Honestly, I love food. I love how it tastes, how it smells, how it feels. I wonder if alcoholicsfeel the same about liquor? I use food to self-medicate. When I have a headache, I prefer Ben & Jerry's because none of the OTC pills I take work, nor do the pitiful prescription pills, either.
So I've tried eating everything I want, and the scary part is that I've gained between 5-10 pounds. That's unsettling. Part of it too was that I was in Nashville over the weekend. I tend to eat more when great food is available. I eat after the point of being full because I hate wasting such good food. I paid for it, right? And I won't get to eat it again for another year or two, right? It's not like I have access to Loveless Cafe everyday.
Plus, I've sort of been exercising like mad, and that gives me the excuse to eat anything I want because I know I'll burn it off in no time. Oooops. I wasn't exercising as much as I planned, as I thought I would, because I got all cocky and injured my left knee and right thigh muscle.
I think the "eat all you want" exercise is good for about a week.
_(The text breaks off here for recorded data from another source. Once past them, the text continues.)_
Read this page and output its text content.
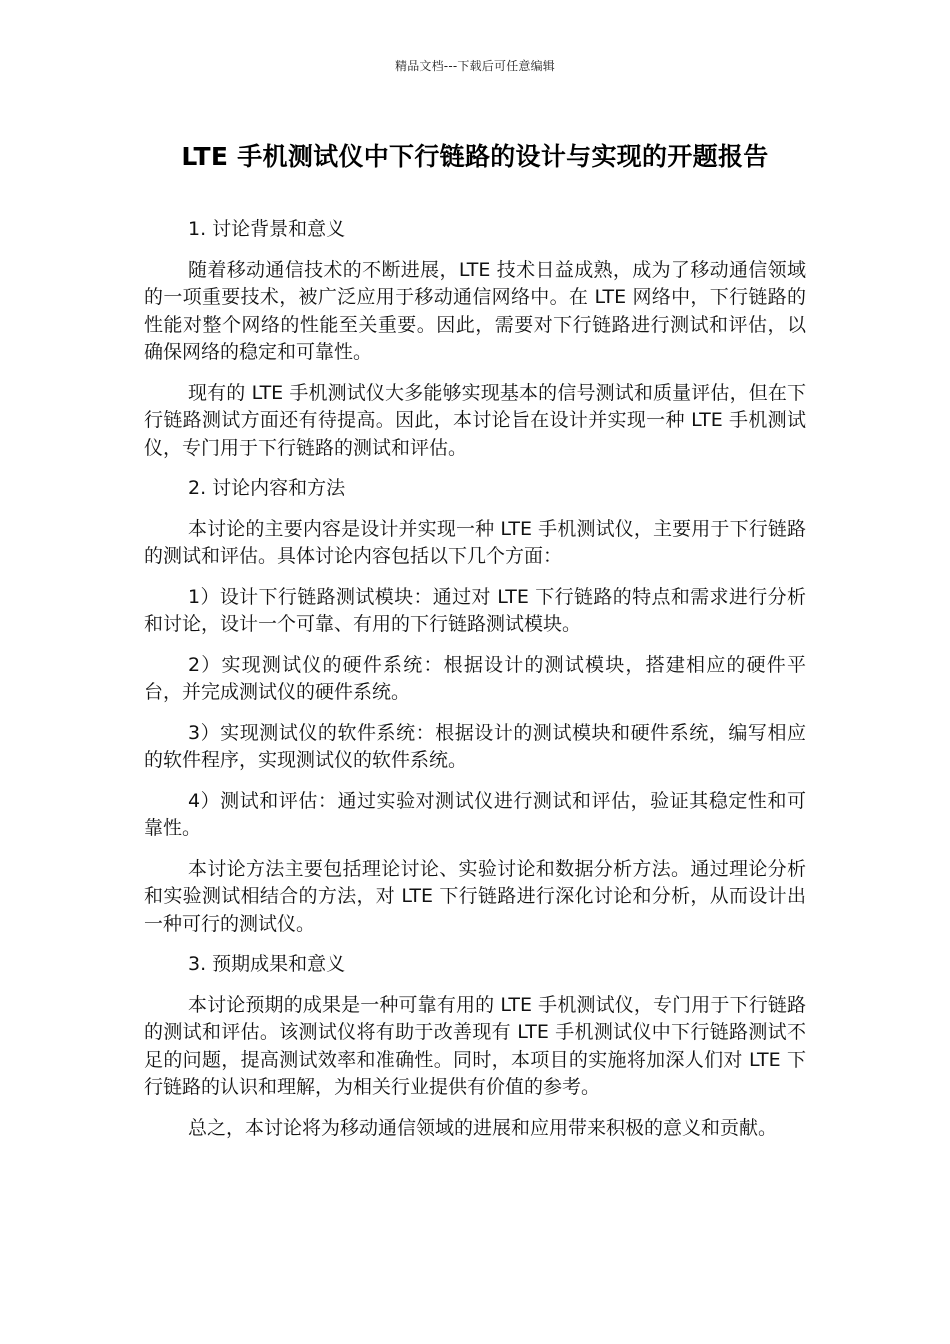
精品文档---下载后可任意编辑
LTE 手机测试仪中下行链路的设计与实现的开题报告
1. 讨论背景和意义
随着移动通信技术的不断进展，LTE 技术日益成熟，成为了移动通信领域的一项重要技术，被广泛应用于移动通信网络中。在 LTE 网络中，下行链路的性能对整个网络的性能至关重要。因此，需要对下行链路进行测试和评估，以确保网络的稳定和可靠性。
现有的 LTE 手机测试仪大多能够实现基本的信号测试和质量评估，但在下行链路测试方面还有待提高。因此，本讨论旨在设计并实现一种 LTE 手机测试仪，专门用于下行链路的测试和评估。
2. 讨论内容和方法
本讨论的主要内容是设计并实现一种 LTE 手机测试仪，主要用于下行链路的测试和评估。具体讨论内容包括以下几个方面：
1）设计下行链路测试模块：通过对 LTE 下行链路的特点和需求进行分析和讨论，设计一个可靠、有用的下行链路测试模块。
2）实现测试仪的硬件系统：根据设计的测试模块，搭建相应的硬件平台，并完成测试仪的硬件系统。
3）实现测试仪的软件系统：根据设计的测试模块和硬件系统，编写相应的软件程序，实现测试仪的软件系统。
4）测试和评估：通过实验对测试仪进行测试和评估，验证其稳定性和可靠性。
本讨论方法主要包括理论讨论、实验讨论和数据分析方法。通过理论分析和实验测试相结合的方法，对 LTE 下行链路进行深化讨论和分析，从而设计出一种可行的测试仪。
3. 预期成果和意义
本讨论预期的成果是一种可靠有用的 LTE 手机测试仪，专门用于下行链路的测试和评估。该测试仪将有助于改善现有 LTE 手机测试仪中下行链路测试不足的问题，提高测试效率和准确性。同时，本项目的实施将加深人们对 LTE 下行链路的认识和理解，为相关行业提供有价值的参考。
总之，本讨论将为移动通信领域的进展和应用带来积极的意义和贡献。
I couldn't do it for a year. Yesterday I lunched on salad. Monday night I ate grilled tilapia. So getting on the scale this morning was the worst thing I could do after a weekend of indulgence. Because after I saw what I weighed, I ate deep-fried potato and cheese rounds rather than the mixed fruit bowl I had awaiting me at work. So, to punish myself even more, I add insult to injury. So productive. So effective. So old news and boring.
It's also a wake-up call. Salads for me. I know, this is all contrary to advice Roth gives. And so the point of this post is that I'm weak. I'm imperfect. I'll always love food. I can't take good advice and go with it, I have to try to do it the conventional way. That's all.